10. In sign of resolve, Pope taps O’Malley for Vatican office handling abuse cases, By Inés San Martín, Crux, January 14, 2017.

In a move likely to be read as an attempt by Pope Francis to show resolve in the fight against clerical sexual abuse, the pontiff has named Boston’s Cardinal Sean O’Malley, widely seen as the leading reformer in the Catholic hierarchy, as a member of the Congregation for the Doctrine of the Faith, the powerful Vatican department that handles abuse cases.

Making O’Malley a member of the doctrinal congregation does not imply a move to Rome, and he will remain the Archbishop of Boston.


11. Pope extends overhaul of Vatican’s liturgy department, By Associated Press, January 14, 2017, 1:40 PM.

Pope Francis is extending his controversial overhaul of the Vatican’s liturgy department, adding a host of new advisers after an initial shake-up removed some leading conservative cardinals.

The 17 new advisers named Saturday include priests, laymen and two women. The experts in liturgy and theology join 27 cardinals and bishops named as full members in October. That reshuffling removed tradition-minded cardinals Raymond Burke and George Pell from the roster, although other conservatives were kept on.

The office is responsible for ensuring Masses and other sacraments are celebrated around the world according to Vatican standards. It is headed by Guinea’s conservative Cardinal Robert Sarah.

In July, the Vatican publicly reprimanded Sarah for urging priests to celebrate Mass facing away from the congregation, as was done in the pre-Vatican II-style Mass.


12. Malta church goes beyond pope in remarriage guidelines, By Nicole Winfield, Associated Press, January 13, 2017, 1:45 PM.

The Vatican is making clear Pope Francis supports letting divorced and civilly remarried Catholics receive Communion under certain conditions by publishing a set of new guidelines in the pope’s own newspaper that go beyond even what he has said.

The Catholic Church in Malta issued the guidelines Friday on applying the divisive Chapter VIII of Francis’ document on family life that concerns ministering to Catholics in “irregular” family situations. The Vatican newspaper, L’Osservatore Romano, published the guidelines in full.

The Maltese church said that if a Catholic in a new civil union believes, after a path of spiritual discernment searching for God’s will that he or she can be at peace with God, “he or she cannot be precluded from participating in the sacraments of Reconciliation and the Eucharist.”

Several bishops conferences have issued similar documents interpreting the question for their priests. Francis has already personally endorsed the Argentine bishops’ version, which makes a similar opening.

Significantly, more conservative interpretations that rule out the sacraments for these Catholics have been ignored by the pope and the Vatican.

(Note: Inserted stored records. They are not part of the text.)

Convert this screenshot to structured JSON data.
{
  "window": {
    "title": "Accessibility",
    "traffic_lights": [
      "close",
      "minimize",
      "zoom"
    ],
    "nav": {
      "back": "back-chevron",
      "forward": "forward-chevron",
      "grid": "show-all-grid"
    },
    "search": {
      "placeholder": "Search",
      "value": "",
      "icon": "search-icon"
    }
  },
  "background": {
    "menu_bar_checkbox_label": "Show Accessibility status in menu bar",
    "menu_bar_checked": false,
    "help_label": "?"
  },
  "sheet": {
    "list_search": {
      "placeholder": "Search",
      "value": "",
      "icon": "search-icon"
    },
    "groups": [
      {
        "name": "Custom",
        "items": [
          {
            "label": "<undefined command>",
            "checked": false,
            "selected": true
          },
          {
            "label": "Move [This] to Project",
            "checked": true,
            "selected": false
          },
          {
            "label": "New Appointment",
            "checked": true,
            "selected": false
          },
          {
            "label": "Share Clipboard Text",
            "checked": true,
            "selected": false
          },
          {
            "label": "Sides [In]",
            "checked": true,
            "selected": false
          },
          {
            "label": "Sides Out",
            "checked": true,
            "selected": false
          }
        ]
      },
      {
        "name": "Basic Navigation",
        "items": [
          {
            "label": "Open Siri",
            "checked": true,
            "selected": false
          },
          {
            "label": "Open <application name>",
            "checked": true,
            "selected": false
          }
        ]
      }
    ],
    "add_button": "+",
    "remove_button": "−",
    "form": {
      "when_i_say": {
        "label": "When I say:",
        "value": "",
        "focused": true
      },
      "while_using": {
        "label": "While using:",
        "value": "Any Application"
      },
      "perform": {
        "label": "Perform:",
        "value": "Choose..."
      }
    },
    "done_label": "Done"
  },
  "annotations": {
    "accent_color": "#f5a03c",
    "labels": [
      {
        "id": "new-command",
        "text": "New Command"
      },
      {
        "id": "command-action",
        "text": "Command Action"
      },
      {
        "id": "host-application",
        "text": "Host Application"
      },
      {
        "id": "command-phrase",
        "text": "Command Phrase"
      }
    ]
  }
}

Francis, for example, has refused to directly respond to four conservative cardinals who have asked for a formal clarification of his document. And the Vatican has ignored guidelines crafted by the archdiocese of Philadelphia, which say civilly remarried Catholics can receive the sacraments only if they live as brother and sister.


13. Conscience can’t be the final arbiter on who gets Communion, By Edward Peters, Crux, January 8, 2017.

In trying to apply Pope Francis’s document Amoris Laetitia to a hypothetical but plausible request for holy Communion by a divorced and civilly remarried Catholic, Father Paul Keller’s “Case study in communion for the divorced/remarried” makes a number of serious errors.

Correcting even some of those errors will take time, but it would be time justified in that Keller’s essay illustrates very well how typical pastors reading Amoris according to its plain sense (and not, lawyer-like, parsing various problematic phrases just narrowly enough so as to support a more traditional interpretation) are likely to stumble into accepting what I view as the central flaw in Amoris, namely, assuming that, in the final analysis, an individual Catholic’s assessment of his or her own conscience is the sole criterion that governs a minister’s decision to give holy Communion to a member of the faithful.

That assumption, however it arose and no matter who promotes it, is wrong.